The Important Thing Is to Not Be Afraid

In scary times, it’s easy to be scared. Events can escalate at any moment. There is uncertainty. You could lose your job. Then your house and your car. Something could even happen with your kids.


Of course we’re going to feel something when things are shaky like that. How could we not? 


Even the Stoics, who were supposedly masters of their emotions, admitted that we are going to have natural reactions to the things that are out of our control. You’re going to feel cold if someone dumps a bucket of water on you. Your heart is going to race if something jumps out from behind a corner. These are things the Stoics openly discussed.


They had a word for these immediate, pre-cognitive impressions of things: phantasiai. No amount of training or wisdom, Seneca said, can prevent us from having these reactions. 

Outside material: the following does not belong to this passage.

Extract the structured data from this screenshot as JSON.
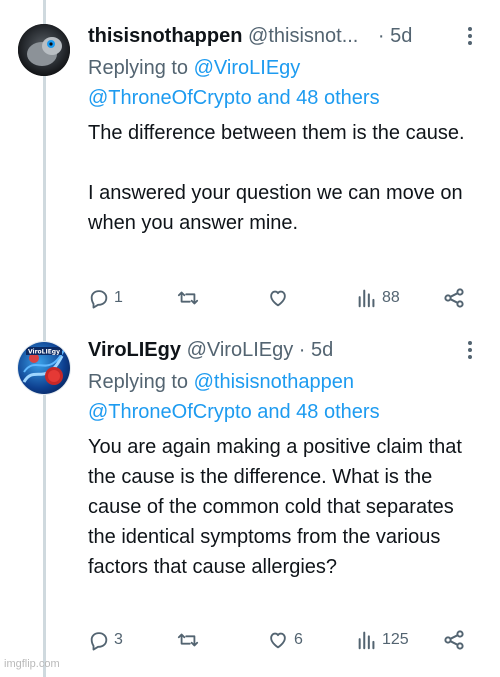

What mattered to them, and what is urgently needed today in a world of unlimited breaking news about pandemics or collapsing stock markets or military conflicts, was what you did after that reaction. What mattered is what came next


There is a wonderful quote from Faulkner about this very idea. 


“Be scared,” he wrote. “You can’t help that. But don’t be afraid.”


A scare is a temporary rush of a feeling. Being afraid is an ongoing process. Fear is a state of being.


The alertness that comes from being startled might even help you. It wakes you up. It puts your body in motion. It’s what saves prey from the tiger or the tiger from the hunter. But fear and worry and anxiety? Being afraid? That’s not fight or flight. That’s paralyzation. That only makes things worse


Especially right now. Especially in a world that requires solutions to the many problems we face. They’re certainly not going to solve themselves. And inaction (or the wrong action) may make them worse, it might put you in even more danger. An inability to learn, adapt, to embrace change will too. 


There is a Hebrew prayer which dates back to the early 1800s: כל העולם כולו גשר צר מאוד והעיקר לא לפחד כלל. “The world is a narrow bridge, and the important thing is not to be afraid.”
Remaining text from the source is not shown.